Ближе к полудню солнышко стало ощутимо припекать, но сюда, под сень Вельдейских лесов, могли пробиваться лишь тёплые весёлые проблески, играющие в листве и на старой, утоптанной бесчисленными сапогами колее лесной тропы. Деревья спасали от дневного зноя, даря показавшемуся за их стволами путнику приятную прохладу. Вокруг в воздухе плескалась жизнь: беззаботно распевали сотни всевозможных птиц, звенела мошкара, а в пролегавшем неподалёку овражке задорно журчал ручеёк.

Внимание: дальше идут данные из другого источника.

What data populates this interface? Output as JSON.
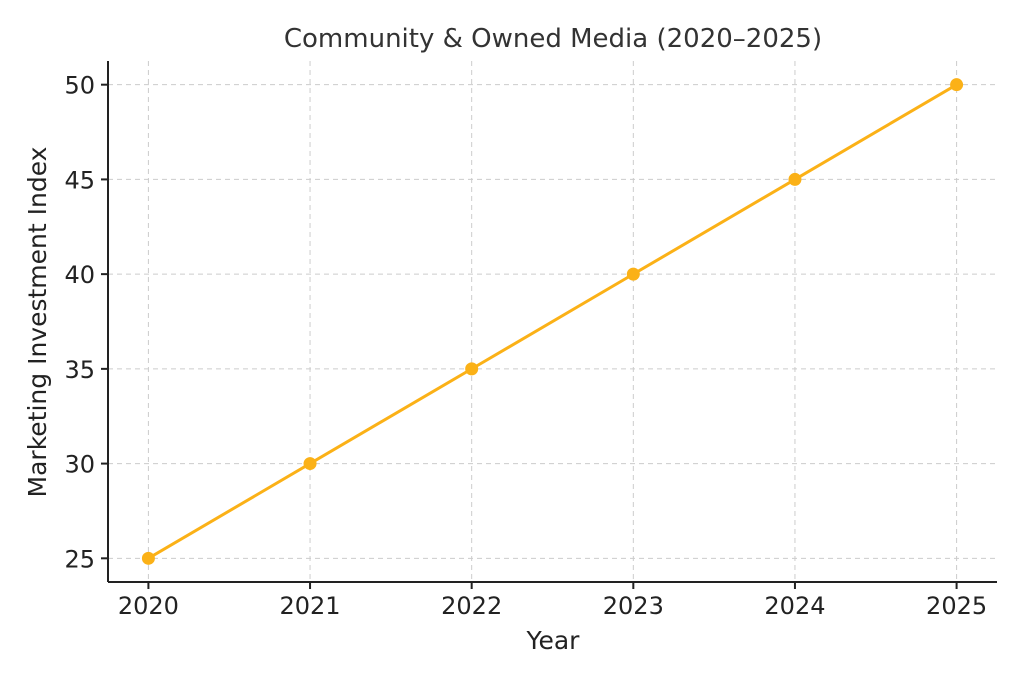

       Но путник был мрачен и, казалось, даже не замечал всего этого великолепия, глядя прямо перед собой на дорогу. Его смугловатое лицо было спокойным, а тёмно-карие глаза сосредоточенно смотрели из-под густых чёрных бровей. Путник был очень молод, даже, наверное, почти ребёнок, но шагал уверенно и твёрдо, а хорошо сбитая высокая фигура говорила о немалой физической силе. За спиной у него висел довольно большой дорожный мешок, набитый всякой необходимой для кочевой жизни утварью и огромных размеров меч — он казался даже выше своего хозяина, хотя это, конечно же, было не так. Издалека юношу легко было принять за взрослого солдата.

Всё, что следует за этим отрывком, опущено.